Cooper J A, Sagar H J, Jordan N, Harvey N S, Sullivan E V
Department of Neurology, Royal Hallamshire Hospital, Sheffield, UK.
Brain. 1991 Oct;114 ( Pt 5):2095-122. doi: 10.1093/brain/114.5.2095.
Current knowledge of cognitive dysfunction in Parkinson's disease (PD) has largely been obtained from studies of chronically treated patients in whom effects of disease chronicity, treatment, depression and dementia are confounding factors. Studies of untreated patients have examined few cognitive domains and relationships between cognition, depression and motor disability have been incompletely explored. Accordingly, we studied 60 consecutive patients with newly diagnosed, untreated, idiopathic PD and 37 matched, healthy control subjects; no subject had clinical dementia or depression. All subjects received tests of specific processes of memory and cognition, including working memory, verbal and non-verbal short- and long-term memory, language, visuospatial capacity, set-formation and shifting and sequencing. Patients also received quantitative global clinical measures of severity of dementia, depression and motor disability. The PD group as a whole showed deficits in immediate recall of verbal material, language production and semantic fluency, set-formation, cognitive sequencing and working memory and visuomotor construction. However, this group was unimpaired in immediate memory span, long-term forgetting, naming, comprehension and visual perception. Language deficits and more severe frontal lobe impairments were confined to those PD patients scoring abnormally on a Mini Mental State examination. Motor disability correlated strongly with severity of depression but weakly with cognitive impairment. Cognitive sequencing, set-formation and set-shifting deficits tended to associate with depression, but otherwise there was no association between cognition and depression. The results indicate dissociation of cognition and motor control in early PD which suggests that cognitive dysfunction is largely independent of frontostriatal dopamine deficiency underlying motor disability. Some, but not all, of the frontal lobe deficits of chronic disease are detectable in early, untreated PD. The pathogenesis of the cognitive deficits shown here appears to involve extrastriatal dopamine systems or non-dopaminergic pathology. Longitudinal study is necessary to determine whether increasing disease duration exacerbates the early cognitive deficits and affects new cognitive domains, in addition to producing increasing motor disability.

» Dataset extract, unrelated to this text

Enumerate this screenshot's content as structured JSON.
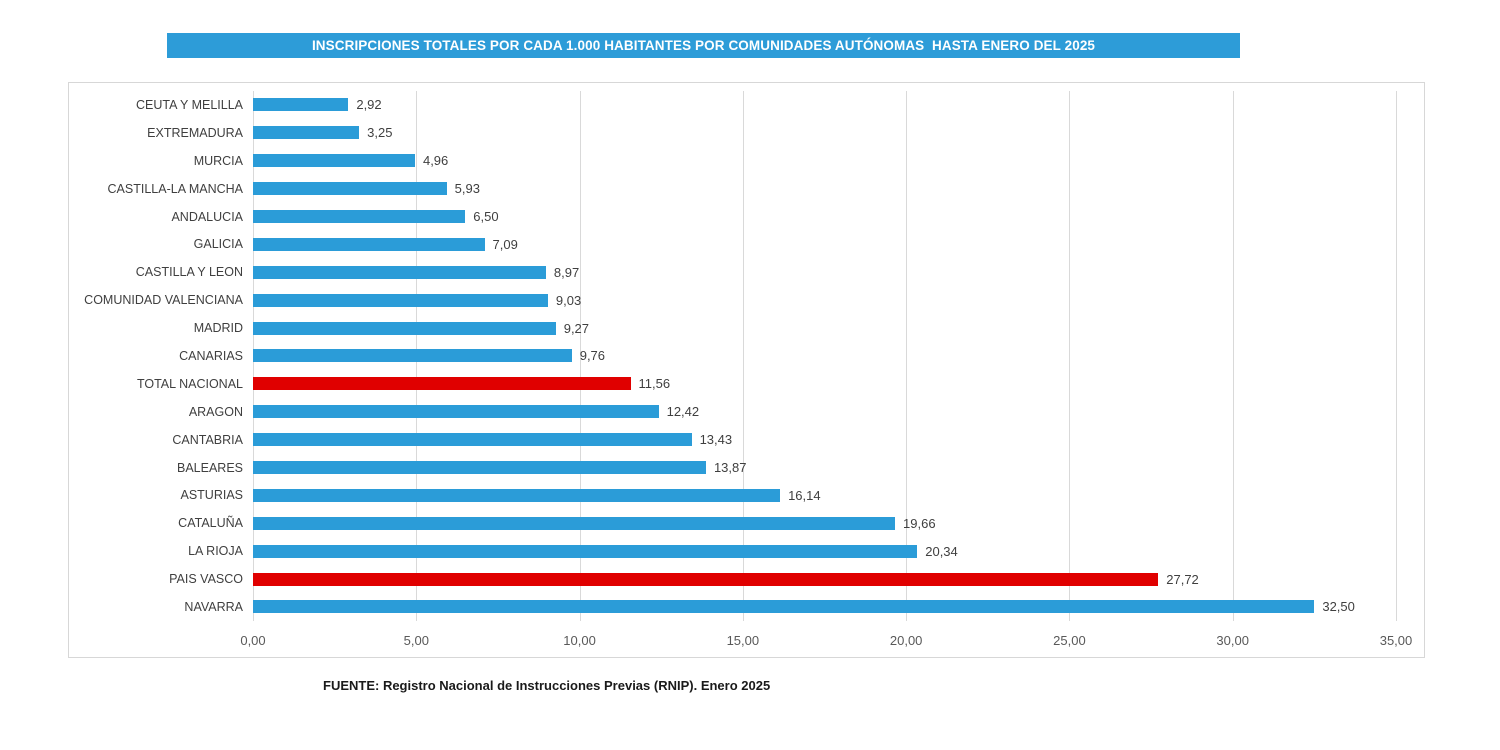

帕金森病(PD)认知功能障碍的现有知识很大程度上来自对长期治疗患者的研究,在这些患者中,疾病慢性化、治疗、抑郁和痴呆的影响是混杂因素。对未经治疗患者的研究仅考察了少数认知领域,认知、抑郁和运动障碍之间的关系也未得到充分探索。因此,我们研究了60例连续的新诊断、未经治疗的特发性PD患者以及37例匹配的健康对照者;所有受试者均无临床痴呆或抑郁。所有受试者均接受了记忆和认知特定过程的测试,包括工作记忆、言语和非言语短期及长期记忆、语言、视觉空间能力、定势形成、转换和序列。患者还接受了痴呆、抑郁和运动障碍严重程度的定量整体临床评估。PD组总体上在言语材料的即时回忆、语言表达和语义流畅性、定势形成、认知序列、工作记忆和视运动构建方面存在缺陷。然而,该组在即时记忆广度、长期遗忘、命名、理解和视觉感知方面未受损。语言缺陷和更严重的额叶损伤仅限于在简易精神状态检查中得分异常的PD患者。运动障碍与抑郁严重程度密切相关,但与认知障碍相关性较弱。认知序列、定势形成和转换缺陷往往与抑郁相关,但除此之外,认知与抑郁之间没有关联。结果表明早期PD中认知与运动控制分离,这表明认知功能障碍在很大程度上独立于运动障碍背后的额纹状体多巴胺缺乏。慢性病的一些但并非全部额叶缺陷在早期未经治疗的PD中是可检测到的。此处显示的认知缺陷的发病机制似乎涉及纹状体以外的多巴胺系统或非多巴胺能病理。有必要进行纵向研究,以确定疾病持续时间的增加是否会加剧早期认知缺陷并影响新的认知领域,此外还会导致运动障碍加重。